Chromium windows logo

Chromium 84.0.4147.89


Open-source browser

Free to use

Minimalist interface

Not a sophisticated web broswer

Does not support Flash

Does not have auto-update

There are no crash-reports

Whats New (version 84.0.4147.89)

Now includes Browser Extensions, Browser Themes, and new Privacy Features.

Full Details
App NameChromium
SloganExperience the Web with the browser whose source code served the base for Google Chrome
Publisher web site
Release DateMarch 19, 2010
Last Update On2020/07/25
File Size18.95MB
Main OSWindows
Compatible WithWindows 3.x/95/98/XP/2003/Vista/Server 2008/7/7 32-bit
SubcategoryWeb Browsers
VirusTotal FlagsNone
VirusTotal Scan LinkCheck Scan
Total Downloads269584
Downloads Last 7 Days61
PRICE And Limits
License ModelFree
LimitationsNot available

Chromium is a sleek, lightweight browser that provides an efficient browsing experience with no unnecessary clutter. We’ve always been Firefox loyalists ourselves, but Chromium impressed us quite a bit.

To the uninitiated, Chromium’s interface may seem rather sparse. There aren’t a lot of buttons, and we were momentarily confused by its lack of a search box. With a bit of exploration, though, we soon caught on. We easily imported our bookmarks and other settings from Firefox, allowing us to make a pretty seamless transition.
We loved that the search box and address bar are combined into one space; they worked surprisingly well that way. The fact that opening a new tab or window shows a grid of the user’s most-visited Web sites is ingenious; getting to your favorite Web destinations has never been faster or easier. In fact, everything about Chromium is fast, from its start-up to the way it handles Web pages. The program’s Help file directs users to Google’s Chrome Web site, which is fine, as the programs are virtually identical.

Differences between Chromium and Google Chrome
The program is the name given to the open source project and the browser source code released and maintained by the tool Project. It is possible to install the latest precompiled snapshots for Windows, Linux, and Mac, or by downloading the source code and building it manually on those platforms. Google takes this source code and adds an integrated Flash Player, the Google name and logo, an auto-updater system called GoogleUpdate, an opt-in option for users to send Google their usage statistics and crash reports as well as, in some instances, RLZ tracking which transmits information in encoded form to Google, for example, when and where Chrome has been downloaded. By default, the app only supports Vorbis, Theora, and WebM codecs for the HTML5 audio and video tags, while Google Chrome supports these in addition to H.264, AAC, and MP3. Certain Linux distributions may add support for other codecs to their customized versions of Browser.

Chromium is used as a base for Chrome. However, the latter does have some extra features that are not available on the former. Some features that are only available on Chrome are auto-update capability, integrated Adobe Flash Player (not supported by Chromium), API keys for some Google Services, licensed codecs from 3rd party players, some audio formats that are only compatible with Chromium, and a number of tracking mechanisms and crash reports, which helps Google collect data to what errors can be created.

While this is not commonly known, Windows and Mac users actually also download an extra background app, which keeps Chrome updated, and on Linux, this function is done by the system management tools. No just background support is provided with Chromium and there are no automatic updates either.

Transitioning to a new browser always requires an adjustment period, but overall, we found Chromium to be quite intuitive and pleasurable to use. We didn’t have to do a lot of searching for the features that we wanted and, even though it’s relatively no-frills, we didn’t find ourselves missing anything. Chromium is free. It comes as a zip file and runs after extraction with no need to install. We highly recommend this program to all users.

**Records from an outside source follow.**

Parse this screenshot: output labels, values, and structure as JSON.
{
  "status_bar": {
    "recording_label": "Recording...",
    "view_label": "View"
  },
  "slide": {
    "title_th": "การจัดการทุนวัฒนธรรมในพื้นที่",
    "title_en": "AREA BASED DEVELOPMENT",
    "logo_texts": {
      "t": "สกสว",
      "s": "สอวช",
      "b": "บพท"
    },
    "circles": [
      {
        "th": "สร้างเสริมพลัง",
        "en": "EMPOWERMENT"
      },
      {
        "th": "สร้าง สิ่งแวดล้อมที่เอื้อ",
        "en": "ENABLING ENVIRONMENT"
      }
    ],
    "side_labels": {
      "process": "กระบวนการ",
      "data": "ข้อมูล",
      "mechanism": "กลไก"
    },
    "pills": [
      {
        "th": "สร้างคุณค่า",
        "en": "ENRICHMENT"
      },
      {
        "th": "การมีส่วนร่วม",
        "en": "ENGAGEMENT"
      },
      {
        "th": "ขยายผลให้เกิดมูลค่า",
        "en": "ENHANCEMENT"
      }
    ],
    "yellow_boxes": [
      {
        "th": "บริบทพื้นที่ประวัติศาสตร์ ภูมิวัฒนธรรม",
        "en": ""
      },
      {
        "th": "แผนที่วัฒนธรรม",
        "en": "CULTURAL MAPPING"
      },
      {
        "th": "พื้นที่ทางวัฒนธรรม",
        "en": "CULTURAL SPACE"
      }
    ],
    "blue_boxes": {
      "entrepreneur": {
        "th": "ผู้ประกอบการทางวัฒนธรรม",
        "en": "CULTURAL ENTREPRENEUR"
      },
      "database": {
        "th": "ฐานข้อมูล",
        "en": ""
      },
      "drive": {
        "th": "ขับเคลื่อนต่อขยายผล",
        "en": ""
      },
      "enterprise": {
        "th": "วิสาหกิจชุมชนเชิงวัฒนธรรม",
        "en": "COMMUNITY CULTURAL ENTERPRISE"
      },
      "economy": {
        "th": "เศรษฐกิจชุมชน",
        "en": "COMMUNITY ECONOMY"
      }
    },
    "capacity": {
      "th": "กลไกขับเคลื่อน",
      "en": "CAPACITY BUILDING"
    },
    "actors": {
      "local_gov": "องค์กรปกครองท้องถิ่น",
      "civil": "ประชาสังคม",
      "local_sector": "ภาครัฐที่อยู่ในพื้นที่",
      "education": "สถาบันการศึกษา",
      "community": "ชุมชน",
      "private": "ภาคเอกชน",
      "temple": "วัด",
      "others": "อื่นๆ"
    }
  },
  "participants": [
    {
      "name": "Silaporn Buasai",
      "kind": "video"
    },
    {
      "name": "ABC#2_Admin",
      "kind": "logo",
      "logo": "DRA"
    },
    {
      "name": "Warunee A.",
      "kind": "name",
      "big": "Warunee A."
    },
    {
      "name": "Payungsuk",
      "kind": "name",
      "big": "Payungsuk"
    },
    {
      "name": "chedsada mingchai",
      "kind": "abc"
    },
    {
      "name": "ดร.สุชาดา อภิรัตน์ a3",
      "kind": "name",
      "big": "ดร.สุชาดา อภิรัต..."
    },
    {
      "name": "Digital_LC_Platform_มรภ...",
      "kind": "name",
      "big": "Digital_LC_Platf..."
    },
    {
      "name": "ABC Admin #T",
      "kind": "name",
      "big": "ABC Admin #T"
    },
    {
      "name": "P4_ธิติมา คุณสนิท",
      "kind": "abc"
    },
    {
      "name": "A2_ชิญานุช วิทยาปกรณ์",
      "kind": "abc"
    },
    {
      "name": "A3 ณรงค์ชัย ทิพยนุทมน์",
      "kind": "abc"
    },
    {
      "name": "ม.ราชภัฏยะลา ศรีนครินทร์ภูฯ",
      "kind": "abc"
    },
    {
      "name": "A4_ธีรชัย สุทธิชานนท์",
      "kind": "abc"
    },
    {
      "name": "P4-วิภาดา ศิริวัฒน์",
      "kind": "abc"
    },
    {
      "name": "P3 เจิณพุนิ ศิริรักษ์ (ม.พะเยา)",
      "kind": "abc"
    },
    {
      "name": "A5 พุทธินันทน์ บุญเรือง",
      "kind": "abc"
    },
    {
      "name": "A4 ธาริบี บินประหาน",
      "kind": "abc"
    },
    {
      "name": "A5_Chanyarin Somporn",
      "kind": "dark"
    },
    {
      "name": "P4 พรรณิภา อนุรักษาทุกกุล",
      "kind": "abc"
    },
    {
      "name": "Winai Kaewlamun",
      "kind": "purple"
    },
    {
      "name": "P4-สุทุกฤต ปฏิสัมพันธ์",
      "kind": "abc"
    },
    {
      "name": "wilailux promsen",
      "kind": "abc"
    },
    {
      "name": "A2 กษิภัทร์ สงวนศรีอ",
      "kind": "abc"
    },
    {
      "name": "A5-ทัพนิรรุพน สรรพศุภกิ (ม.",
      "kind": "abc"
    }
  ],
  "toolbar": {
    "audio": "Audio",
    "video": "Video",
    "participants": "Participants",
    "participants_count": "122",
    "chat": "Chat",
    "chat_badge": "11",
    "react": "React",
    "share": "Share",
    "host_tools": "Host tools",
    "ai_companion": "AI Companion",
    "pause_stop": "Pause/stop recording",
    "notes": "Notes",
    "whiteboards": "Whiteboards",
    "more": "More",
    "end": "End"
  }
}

Chromium can be used by anyone looking for a light-weight, minimalistic web browser which does not have too many frills, and a simple interface, directed at performing the basic features. Because the app doesn’t support Flash, a lot of the in-built flash features are not available on it. Having said that, most common users would rather just use Chrome, as it gives them an overall better user experience, is easy to navigate through, has an attractive UI, is pre-set in Android or many personal computers, and is simply widely used across the board.

For developers specifically, who would like to tinker and work on the browser’s open-source code, and study the code for bug fixes and analysis, Chromium is a good app to use. Aimed at building a developer community to improve the overall web browsing experience for internet users, the app is a great platform to interact with other developers, understand the bug fixes and study the code that is the base of not just Google Chrome but also other similar programs like Opera and Microsoft Edge.